In an isosceles triangle, the ends of the base are (2a, 0) and (0, a) and one side is parallel to y-axis. The third vertex is​

Answer 1

Given:

In isosceles triangle the end base are (2a, 0), ( 0, a).
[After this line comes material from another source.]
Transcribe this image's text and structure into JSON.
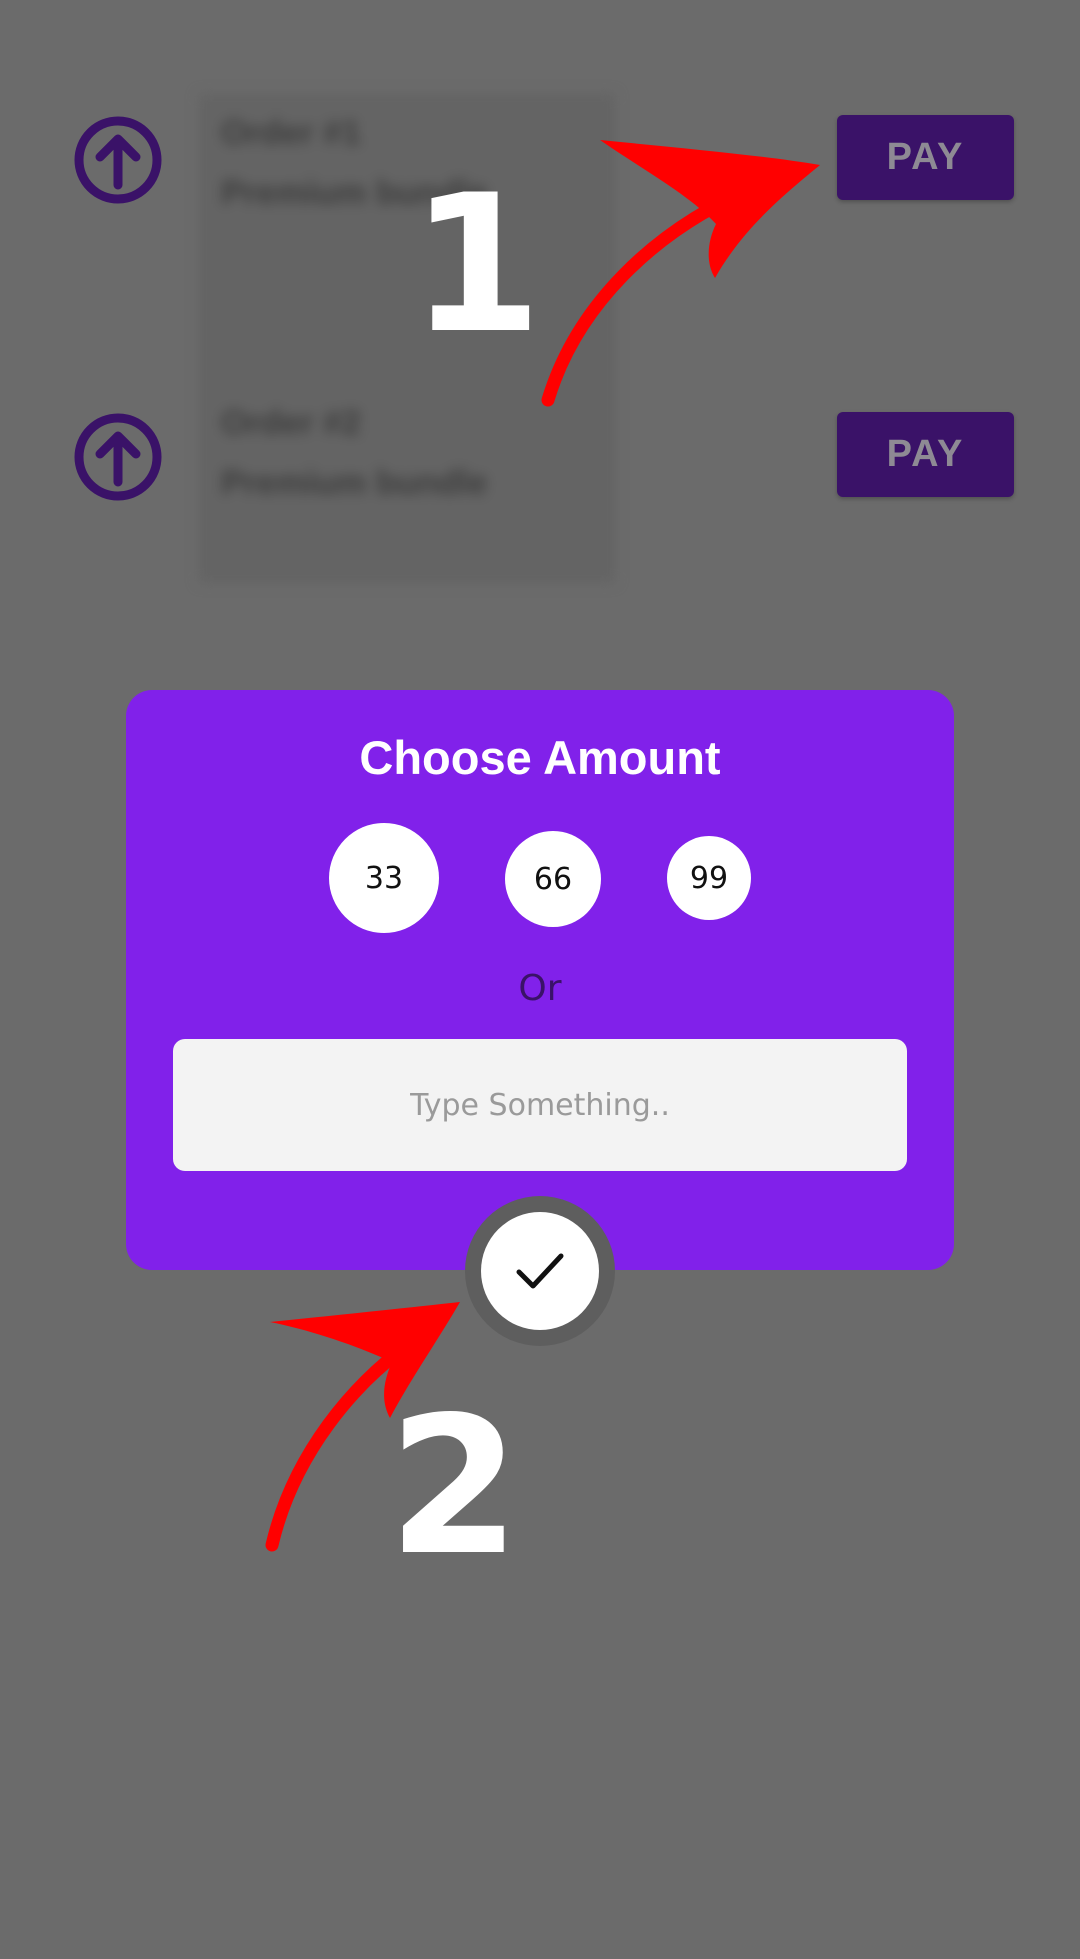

One side is parallel to Y-axis.

To find:

Here, we need to find the third vertex.

Solution:

Midpoint = $(\frac{x1 + x2}{2}, \frac{y1+y2}{2})$

Points (2a, 0) (0,a)

Now, x1 = 2a ; x2 =0 ; y1 = 0 ; y2 = a

Midpoint = $(\frac{x1 + x2}{2}, \frac{y1+y2}{2})$

               = $(\frac{2a+0}{2}, \frac{0+a}{2})$

               = ( 2, $\frac{a}{2}$)

Here, the perpendicular bisector passes through the point ( 2, $\frac{a}{2}$).

The slope is 2.

Now we can put in the equation of line.

Equation of line ⇒  y - y1 = 2(x - x1)

Substitute the values

y - $\frac{a}{2}$ = 2 (x - a)

y - $\frac{a}{2}$ = 2x -a

2y- a = 4x -4a

2y- 4x = - 3a

Now, the line intersect the line X = 2a

Put X = 2a in equation

2y - 4(2a) = -3a

2y - 8a = -3a  

2y = -3a + 8a

2y = 5a

y = $\frac{5a}{2}$

Here, the third vertex is (2a,$\frac{5a}{2}$ )